Carney and book writer Enda Walsh both grew up in Dublin in the 1980s, and so know the themes of the play, big and small, all too well. Bob Crowley’s scenic design is spartan, allowing spaces to shift between home and school with the addition of a mattress here and desk there. But the key design component is a roiling projection of the Irish Sea behind the actors; it symbolizes the exodus of Irish people to England for better-paid jobs and lives, which the play notes in its opening lines.
The other significant theme of Sing Street is the specter of religious repression, as represented by Brother Baxter, the head teacher of the comprehensive school Conor must now attend, after his family finances have run dry enough to mean he can’t attend a fee-paying establishment.
Martin Moran as Baxter—out to stop the music, stop the fun, and all the young folks’ self-expression—is the most compelling actor on stage, plausibly and even sympathetically sketching the meaning and past pain and bitterness behind Baxter’s sadism and cruelty. This critic felt quite sorry, rather than cheering, as the youngsters meted out their final high-volume revenge on Baxter.

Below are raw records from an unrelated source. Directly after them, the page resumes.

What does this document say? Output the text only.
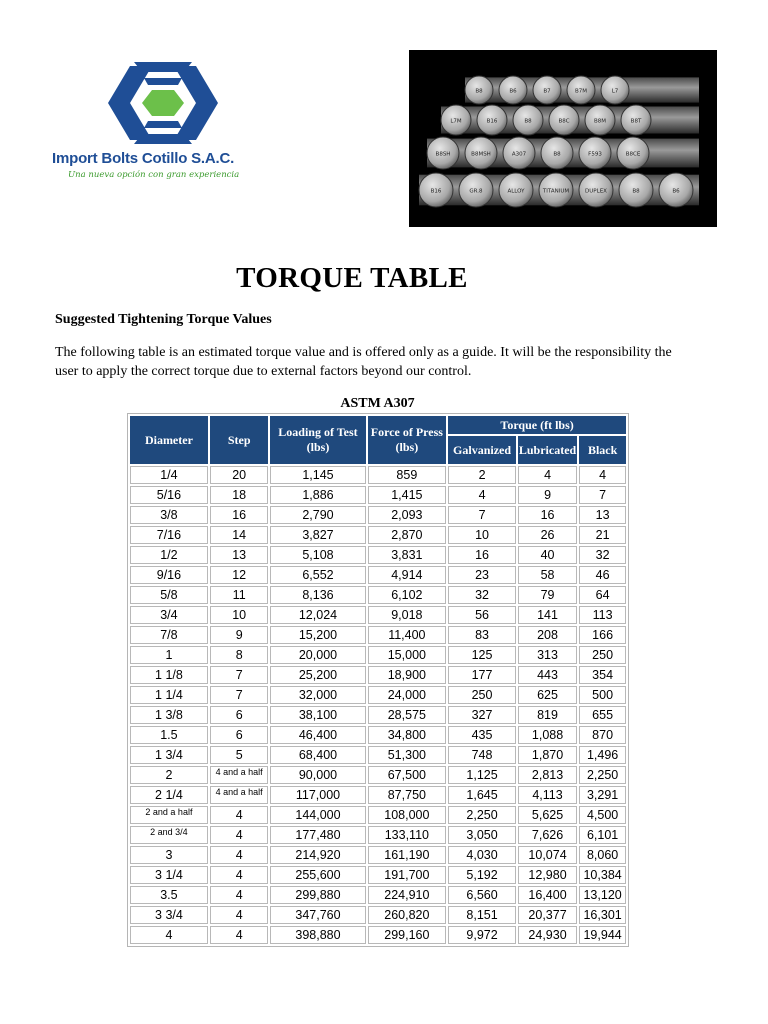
Import Bolts Cotillo S.A.C.
Una nueva opción con gran experiencia
B8	B6	B7	B7M	L7
L7M	B16	B8	B8C	B8M	B8T
B8SH	B8MSH	A307	B8	F593	B8CE
B16	GR.8	ALLOY	TITANIUM	DUPLEX	B8	B6
TORQUE TABLE
Suggested Tightening Torque Values
The following table is an estimated torque value and is offered only as a guide. It will be the responsibility the user to apply the correct torque due to external factors beyond our control.
ASTM A307
Diameter	Step	Loading of Test (lbs)	Force of Press (lbs)	Torque (ft lbs)		
				Galvanized	Lubricated	Black
1/4	20	1,145	859	2	4	4
5/16	18	1,886	1,415	4	9	7
3/8	16	2,790	2,093	7	16	13
7/16	14	3,827	2,870	10	26	21
1/2	13	5,108	3,831	16	40	32
9/16	12	6,552	4,914	23	58	46
5/8	11	8,136	6,102	32	79	64
3/4	10	12,024	9,018	56	141	113
7/8	9	15,200	11,400	83	208	166
1	8	20,000	15,000	125	313	250
1 1/8	7	25,200	18,900	177	443	354
1 1/4	7	32,000	24,000	250	625	500
1 3/8	6	38,100	28,575	327	819	655
1.5	6	46,400	34,800	435	1,088	870
1 3/4	5	68,400	51,300	748	1,870	1,496
2	4 and a half	90,000	67,500	1,125	2,813	2,250
2 1/4	4 and a half	117,000	87,750	1,645	4,113	3,291
2 and a half	4	144,000	108,000	2,250	5,625	4,500
2 and 3/4	4	177,480	133,110	3,050	7,626	6,101
3	4	214,920	161,190	4,030	10,074	8,060
3 1/4	4	255,600	191,700	5,192	12,980	10,384
3.5	4	299,880	224,910	6,560	16,400	13,120
3 3/4	4	347,760	260,820	8,151	20,377	16,301
4	4	398,880	299,160	9,972	24,930	19,944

It felt like, as played by Moran, he deserved a final redemption chapter.
Carney and Walsh stud the main drama with solid incidental dramatic decoration, like Brendan (Gus Halper), Conor’s brother, hiding his own pain and love for his brother, band member Gary’s (Callahan) determination to grow a mustache, and Anne L. Nathan as a protective, welcoming mother, who should have more to say and do.

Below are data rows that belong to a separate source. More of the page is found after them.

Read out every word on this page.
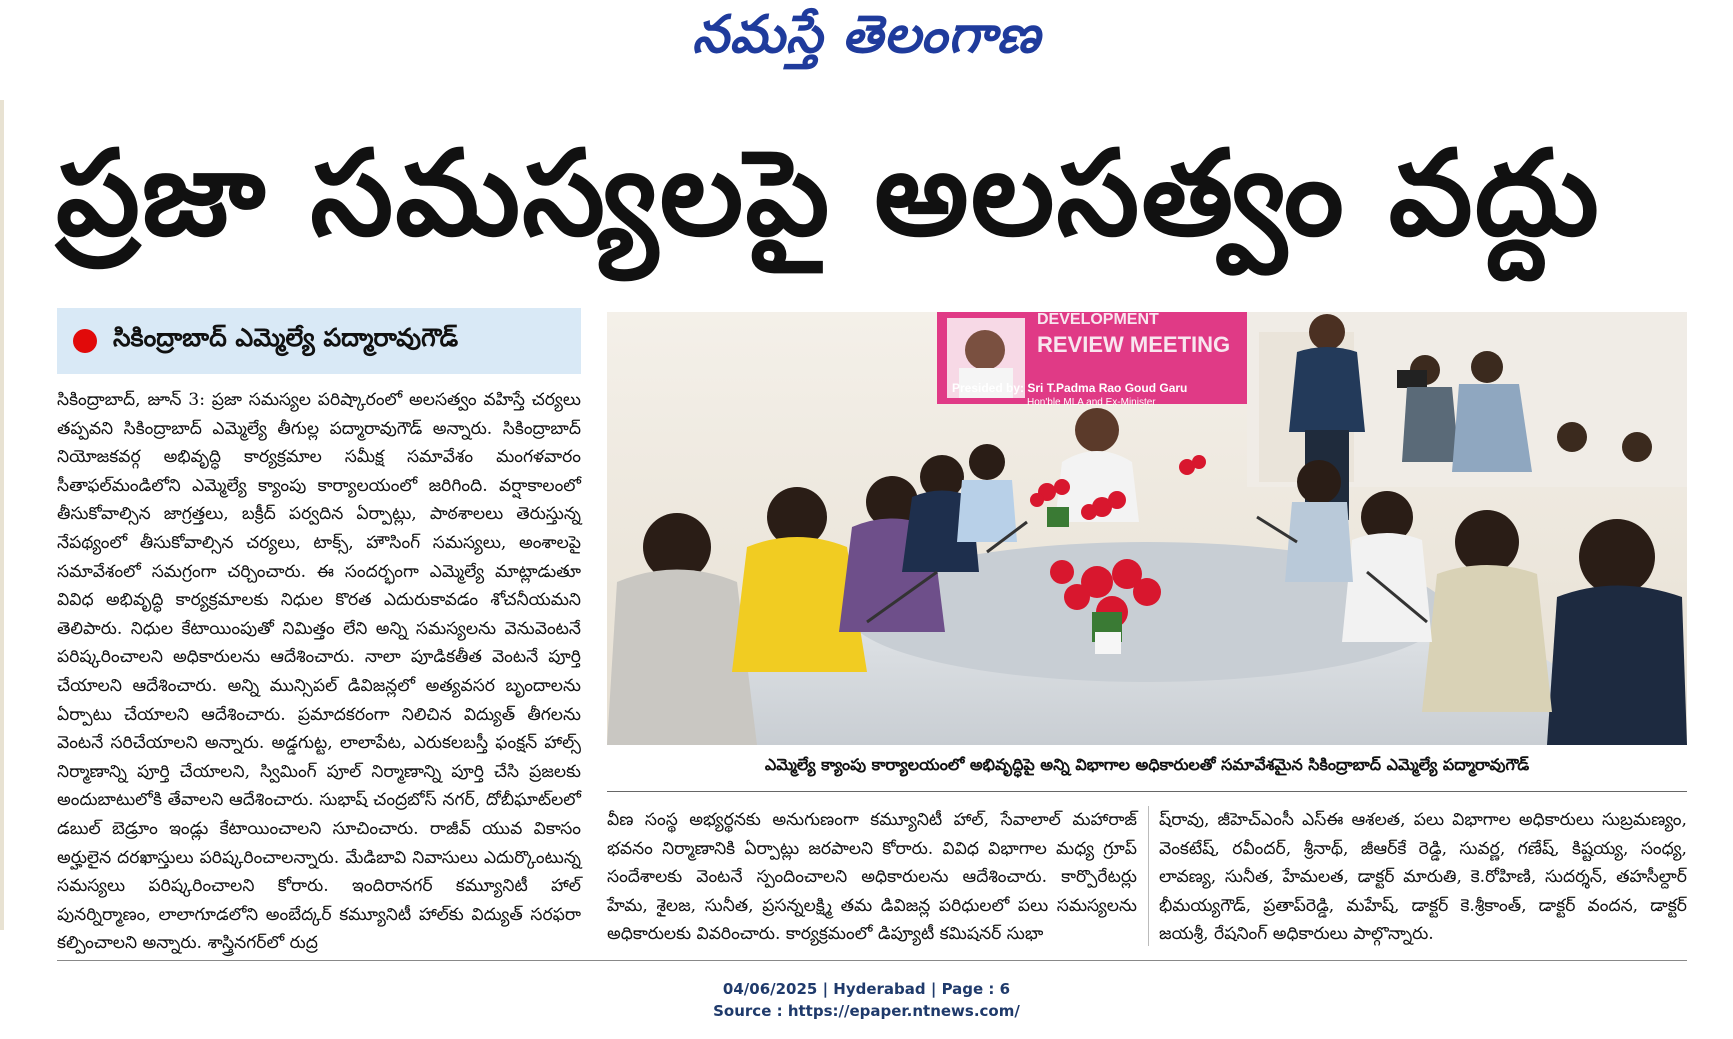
నమస్తే తెలంగాణ
ప్రజా సమస్యలపై అలసత్వం వద్దు
సికింద్రాబాద్ ఎమ్మెల్యే పద్మారావుగౌడ్
సికింద్రాబాద్, జూన్ 3: ప్రజా సమస్యల పరిష్కారంలో అలసత్వం వహిస్తే చర్యలు తప్పవని సికింద్రాబాద్ ఎమ్మెల్యే తీగుల్ల పద్మారావుగౌడ్ అన్నారు. సికింద్రాబాద్ నియోజకవర్గ అభివృద్ధి కార్యక్రమాల సమీక్ష సమావేశం మంగళవారం సీతాఫల్‌మండిలోని ఎమ్మెల్యే క్యాంపు కార్యాలయంలో జరిగింది. వర్షాకాలంలో తీసుకోవాల్సిన జాగ్రత్తలు, బక్రీద్ పర్వదిన ఏర్పాట్లు, పాఠశాలలు తెరుస్తున్న నేపథ్యంలో తీసుకోవాల్సిన చర్యలు, టాక్స్, హౌసింగ్ సమస్యలు, అంశాలపై సమావేశంలో సమగ్రంగా చర్చించారు. ఈ సందర్భంగా ఎమ్మెల్యే మాట్లాడుతూ వివిధ అభివృద్ధి కార్యక్రమాలకు నిధుల కొరత ఎదురుకావడం శోచనీయమని తెలిపారు. నిధుల కేటాయింపుతో నిమిత్తం లేని అన్ని సమస్యలను వెనువెంటనే పరిష్కరించాలని అధికారులను ఆదేశించారు. నాలా పూడికతీత వెంటనే పూర్తి చేయాలని ఆదేశించారు. అన్ని మున్సిపల్ డివిజన్లలో అత్యవసర బృందాలను ఏర్పాటు చేయాలని ఆదేశించారు. ప్రమాదకరంగా నిలిచిన విద్యుత్ తీగలను వెంటనే సరిచేయాలని అన్నారు. అడ్డగుట్ట, లాలాపేట, ఎరుకలబస్తీ ఫంక్షన్ హాల్స్ నిర్మాణాన్ని పూర్తి చేయాలని, స్విమింగ్ పూల్ నిర్మాణాన్ని పూర్తి చేసి ప్రజలకు అందుబాటులోకి తేవాలని ఆదేశించారు. సుభాష్ చంద్రబోస్ నగర్, దోబీఘాట్‌లలో డబుల్ బెడ్రూం ఇండ్లు కేటాయించాలని సూచించారు. రాజీవ్ యువ వికాసం అర్హులైన దరఖాస్తులు పరిష్కరించాలన్నారు. మేడిబావి నివాసులు ఎదుర్కొంటున్న సమస్యలు పరిష్కరించాలని కోరారు. ఇందిరానగర్ కమ్యూనిటీ హాల్ పునర్నిర్మాణం, లాలాగూడలోని అంబేద్కర్ కమ్యూనిటీ హాల్‌కు విద్యుత్ సరఫరా కల్పించాలని అన్నారు. శాస్త్రినగర్‌లో రుద్ర
DEVELOPMENT
REVIEW MEETING
Presided by: Sri T.Padma Rao Goud Garu
Hon'ble MLA and Ex-Minister
ఎమ్మెల్యే క్యాంపు కార్యాలయంలో అభివృద్ధిపై అన్ని విభాగాల అధికారులతో సమావేశమైన సికింద్రాబాద్ ఎమ్మెల్యే పద్మారావుగౌడ్
వీణ సంస్థ అభ్యర్థనకు అనుగుణంగా కమ్యూనిటీ హాల్, సేవాలాల్ మహారాజ్ భవనం నిర్మాణానికి ఏర్పాట్లు జరపాలని కోరారు. వివిధ విభాగాల మధ్య గ్రూప్ సందేశాలకు వెంటనే స్పందించాలని అధికారులను ఆదేశించారు. కార్పొరేటర్లు హేమ, శైలజ, సునీత, ప్రసన్నలక్ష్మి తమ డివిజన్ల పరిధులలో పలు సమస్యలను అధికారులకు వివరించారు. కార్యక్రమంలో డిప్యూటీ కమిషనర్ సుభా
ష్‌రావు, జీహెచ్‌ఎంసీ ఎస్‌ఈ ఆశలత, పలు విభాగాల అధికారులు సుబ్రమణ్యం, వెంకటేష్, రవీందర్, శ్రీనాథ్, జీఆర్‌కే రెడ్డి, సువర్ణ, గణేష్, కిష్టయ్య, సంధ్య, లావణ్య, సునీత, హేమలత, డాక్టర్ మారుతి, కె.రోహిణి, సుదర్శన్, తహసీల్దార్ భీమయ్యగౌడ్, ప్రతాప్‌రెడ్డి, మహేష్, డాక్టర్ కె.శ్రీకాంత్, డాక్టర్ వందన, డాక్టర్ జయశ్రీ, రేషనింగ్ అధికారులు పాల్గొన్నారు.
04/06/2025 | Hyderabad | Page : 6
Source : https://epaper.ntnews.com/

The play feels more sure in its music and levity and less in welding the agonized arcs of its domestic and religious dramas, either making family rows too loud or too short. The emotional stakes do not feel knife-edge, and the compulsion for the two young leads to head across the Irish Sea isn’t convincingly sketched either. A bully-with-a-secret storyline flares unevenly in and out of life.

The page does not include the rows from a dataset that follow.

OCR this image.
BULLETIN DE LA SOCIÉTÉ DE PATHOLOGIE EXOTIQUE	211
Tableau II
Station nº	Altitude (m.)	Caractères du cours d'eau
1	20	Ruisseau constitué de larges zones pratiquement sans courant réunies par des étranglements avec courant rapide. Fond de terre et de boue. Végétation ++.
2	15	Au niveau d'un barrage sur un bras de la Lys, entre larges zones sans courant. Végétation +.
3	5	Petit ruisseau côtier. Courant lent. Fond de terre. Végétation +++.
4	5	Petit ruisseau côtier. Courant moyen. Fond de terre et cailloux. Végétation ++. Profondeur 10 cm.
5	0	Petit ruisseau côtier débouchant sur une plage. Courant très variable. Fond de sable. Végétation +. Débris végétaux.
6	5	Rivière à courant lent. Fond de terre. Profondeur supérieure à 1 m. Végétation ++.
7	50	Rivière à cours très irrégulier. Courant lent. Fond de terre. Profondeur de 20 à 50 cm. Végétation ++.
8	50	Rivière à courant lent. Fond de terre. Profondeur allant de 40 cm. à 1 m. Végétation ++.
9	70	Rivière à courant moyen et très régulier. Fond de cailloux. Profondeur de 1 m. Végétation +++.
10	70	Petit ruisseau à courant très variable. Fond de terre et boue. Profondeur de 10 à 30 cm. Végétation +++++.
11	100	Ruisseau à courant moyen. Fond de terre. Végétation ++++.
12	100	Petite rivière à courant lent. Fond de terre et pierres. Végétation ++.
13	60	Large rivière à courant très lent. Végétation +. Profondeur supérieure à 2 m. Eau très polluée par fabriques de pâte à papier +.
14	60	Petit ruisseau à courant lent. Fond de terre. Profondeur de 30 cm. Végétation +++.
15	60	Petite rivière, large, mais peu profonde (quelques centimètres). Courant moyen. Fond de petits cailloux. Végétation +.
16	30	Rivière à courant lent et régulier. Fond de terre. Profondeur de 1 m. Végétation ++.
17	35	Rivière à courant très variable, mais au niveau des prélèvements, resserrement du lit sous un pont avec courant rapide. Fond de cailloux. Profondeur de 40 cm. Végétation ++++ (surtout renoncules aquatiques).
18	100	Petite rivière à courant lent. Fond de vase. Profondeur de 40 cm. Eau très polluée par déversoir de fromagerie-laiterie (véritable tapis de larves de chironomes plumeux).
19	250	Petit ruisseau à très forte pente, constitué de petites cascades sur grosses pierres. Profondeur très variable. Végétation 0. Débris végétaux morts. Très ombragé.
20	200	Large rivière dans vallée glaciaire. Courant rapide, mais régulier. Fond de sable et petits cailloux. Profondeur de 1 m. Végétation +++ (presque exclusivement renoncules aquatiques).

But Sing Street, like Once, has a seductive, galvanizing energy rooted in its music, the complementary charms of O’Connor and Devlin, and tortured animus of Moran. Conor and Raphina’s love story is not sugary but spiky and fascinating, as we watch two people grow to know each other rather than just become hostages to the usual dramatic sappiness. One of the cutest moments is when Conor, desperate to kiss Raphina, insists he can wait while she concludes the important task of finishing her digestive biscuit.
Christopher Akerlind’s lighting of their romance serves up one of the best stage illuminations this critic has seen all year: a sky filled with stars, set down on earth. And yes, this critic thought later, that special effect would look stunning on Broadway.